— Ну если неожиданность — главное, — усмехнулся электроник с темными волосами, — тогда я понимаю второй спектакль — о партизанах. В нашем понимании партизаны — герои, подвижники, а на сцене они паникуют, ссорятся, сдаются в плен. Такие партизаны — действительно неожиданность.
— Ну вы, вы… — высокомерно остановил его Соловьев. — А может, другим понравилось. Я бы и других хотел послушать. Например, вы что скажете? — устремил он очки на Сыча.
«Неужели не узнал? — думал Евгений, глядя в упор на Соловьева. — Или узнает, да не показывает виду».
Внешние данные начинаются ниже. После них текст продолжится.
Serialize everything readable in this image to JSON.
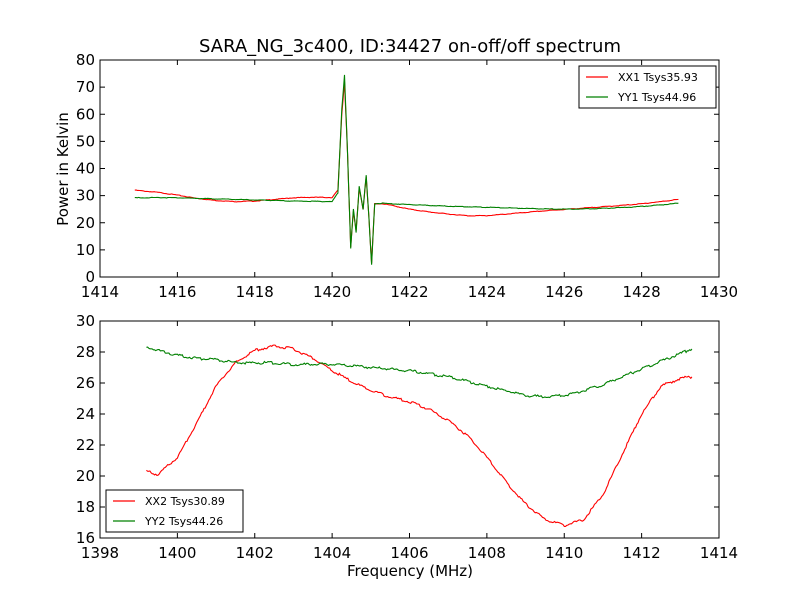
{
  "colors": {
    "xx": "#ff0000",
    "yy": "#008000",
    "axes": "#000000",
    "background": "#ffffff"
  },
  "chart_data": [
    {
      "type": "line",
      "title": "SARA_NG_3c400, ID:34427 on-off/off spectrum",
      "xlabel": "",
      "ylabel": "Power in Kelvin",
      "xlim": [
        1414,
        1430
      ],
      "ylim": [
        0,
        80
      ],
      "xticks": [
        "1414",
        "1416",
        "1418",
        "1420",
        "1422",
        "1424",
        "1426",
        "1428",
        "1430"
      ],
      "yticks": [
        "0",
        "10",
        "20",
        "30",
        "40",
        "50",
        "60",
        "70",
        "80"
      ],
      "grid": false,
      "legend_position": "top-right",
      "series": [
        {
          "name": "XX1 Tsys35.93",
          "color": "#ff0000",
          "x": [
            1414.9,
            1415.5,
            1416.0,
            1416.5,
            1417.0,
            1417.5,
            1418.0,
            1418.5,
            1419.0,
            1419.5,
            1420.0,
            1420.15,
            1420.25,
            1420.32,
            1420.4,
            1420.48,
            1420.55,
            1420.62,
            1420.7,
            1420.8,
            1420.88,
            1420.95,
            1421.02,
            1421.1,
            1421.3,
            1421.5,
            1422.0,
            1422.5,
            1423.0,
            1423.5,
            1424.0,
            1424.5,
            1425.0,
            1425.5,
            1426.0,
            1426.5,
            1427.0,
            1427.5,
            1428.0,
            1428.5,
            1428.95
          ],
          "y": [
            32,
            31.2,
            30.2,
            29.0,
            28.2,
            27.8,
            28.0,
            28.6,
            29.2,
            29.4,
            29.3,
            32,
            60,
            72,
            45,
            11,
            24,
            17,
            33,
            25,
            37,
            22,
            5,
            27,
            27,
            26.5,
            25.0,
            24.0,
            23.2,
            22.6,
            22.6,
            23.2,
            23.8,
            24.4,
            24.9,
            25.4,
            25.9,
            26.4,
            27.0,
            27.8,
            28.6
          ]
        },
        {
          "name": "YY1 Tsys44.96",
          "color": "#008000",
          "x": [
            1414.9,
            1415.5,
            1416.0,
            1416.5,
            1417.0,
            1417.5,
            1418.0,
            1418.5,
            1419.0,
            1419.5,
            1420.0,
            1420.15,
            1420.25,
            1420.32,
            1420.4,
            1420.48,
            1420.55,
            1420.62,
            1420.7,
            1420.8,
            1420.88,
            1420.95,
            1421.02,
            1421.1,
            1421.3,
            1421.5,
            1422.0,
            1422.5,
            1423.0,
            1423.5,
            1424.0,
            1424.5,
            1425.0,
            1425.5,
            1426.0,
            1426.5,
            1427.0,
            1427.5,
            1428.0,
            1428.5,
            1428.95
          ],
          "y": [
            29.2,
            29.3,
            29.2,
            29.0,
            28.8,
            28.6,
            28.4,
            28.2,
            28.0,
            27.9,
            27.8,
            31,
            62,
            74.5,
            45,
            10.5,
            25,
            16.5,
            33.5,
            25,
            37.5,
            22,
            4.5,
            27,
            27.2,
            27.0,
            26.7,
            26.4,
            26.1,
            25.9,
            25.7,
            25.5,
            25.3,
            25.1,
            25.0,
            25.1,
            25.3,
            25.6,
            26.0,
            26.6,
            27.2
          ]
        }
      ]
    },
    {
      "type": "line",
      "title": "",
      "xlabel": "Frequency (MHz)",
      "ylabel": "",
      "xlim": [
        1398,
        1414
      ],
      "ylim": [
        16,
        30
      ],
      "xticks": [
        "1398",
        "1400",
        "1402",
        "1404",
        "1406",
        "1408",
        "1410",
        "1412",
        "1414"
      ],
      "yticks": [
        "16",
        "18",
        "20",
        "22",
        "24",
        "26",
        "28",
        "30"
      ],
      "grid": false,
      "legend_position": "bottom-left",
      "series": [
        {
          "name": "XX2 Tsys30.89",
          "color": "#ff0000",
          "x": [
            1399.2,
            1399.5,
            1400.0,
            1400.5,
            1401.0,
            1401.5,
            1402.0,
            1402.5,
            1403.0,
            1403.5,
            1404.0,
            1404.5,
            1405.0,
            1405.5,
            1406.0,
            1406.5,
            1407.0,
            1407.5,
            1408.0,
            1408.5,
            1409.0,
            1409.5,
            1410.0,
            1410.5,
            1411.0,
            1411.5,
            1412.0,
            1412.5,
            1413.0,
            1413.3
          ],
          "y": [
            20.3,
            20.1,
            21.2,
            23.4,
            25.8,
            27.3,
            28.1,
            28.4,
            28.2,
            27.6,
            26.8,
            26.1,
            25.5,
            25.1,
            24.8,
            24.3,
            23.6,
            22.6,
            21.2,
            19.6,
            18.2,
            17.2,
            16.8,
            17.2,
            18.8,
            21.4,
            24.0,
            25.8,
            26.3,
            26.4
          ]
        },
        {
          "name": "YY2 Tsys44.26",
          "color": "#008000",
          "x": [
            1399.2,
            1399.5,
            1400.0,
            1400.5,
            1401.0,
            1401.5,
            1402.0,
            1402.5,
            1403.0,
            1403.5,
            1404.0,
            1404.5,
            1405.0,
            1405.5,
            1406.0,
            1406.5,
            1407.0,
            1407.5,
            1408.0,
            1408.5,
            1409.0,
            1409.5,
            1410.0,
            1410.5,
            1411.0,
            1411.5,
            1412.0,
            1412.5,
            1413.0,
            1413.3
          ],
          "y": [
            28.3,
            28.1,
            27.8,
            27.6,
            27.5,
            27.3,
            27.3,
            27.3,
            27.2,
            27.2,
            27.2,
            27.1,
            27.0,
            26.9,
            26.8,
            26.6,
            26.4,
            26.1,
            25.8,
            25.5,
            25.2,
            25.1,
            25.2,
            25.5,
            25.9,
            26.4,
            26.9,
            27.4,
            27.9,
            28.2
          ]
        }
      ]
    }
  ]
}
— Я живу давно в Степнянске, — отвечал Сыч, — бывал едва ли не на каждом спектакле.
— Вот отлично! — воскликнул Соловьев. — Может, вы свое мнение изобразите на бумаге? Поверьте, очень это нужно… для вашего же театра, для степнянцев… — И подчеркнул негромко: — Для «Покоренного «Атамана». Мы хотим поместить статью в столичной прессе, нам важно мнение молодых людей.
Соловьев открыл на середине блокнот, протянул Сычу. Женя присел к подоконнику, стал писать. Критик воодушевился в предвкушении удачи, тронул одного за рукав, второго.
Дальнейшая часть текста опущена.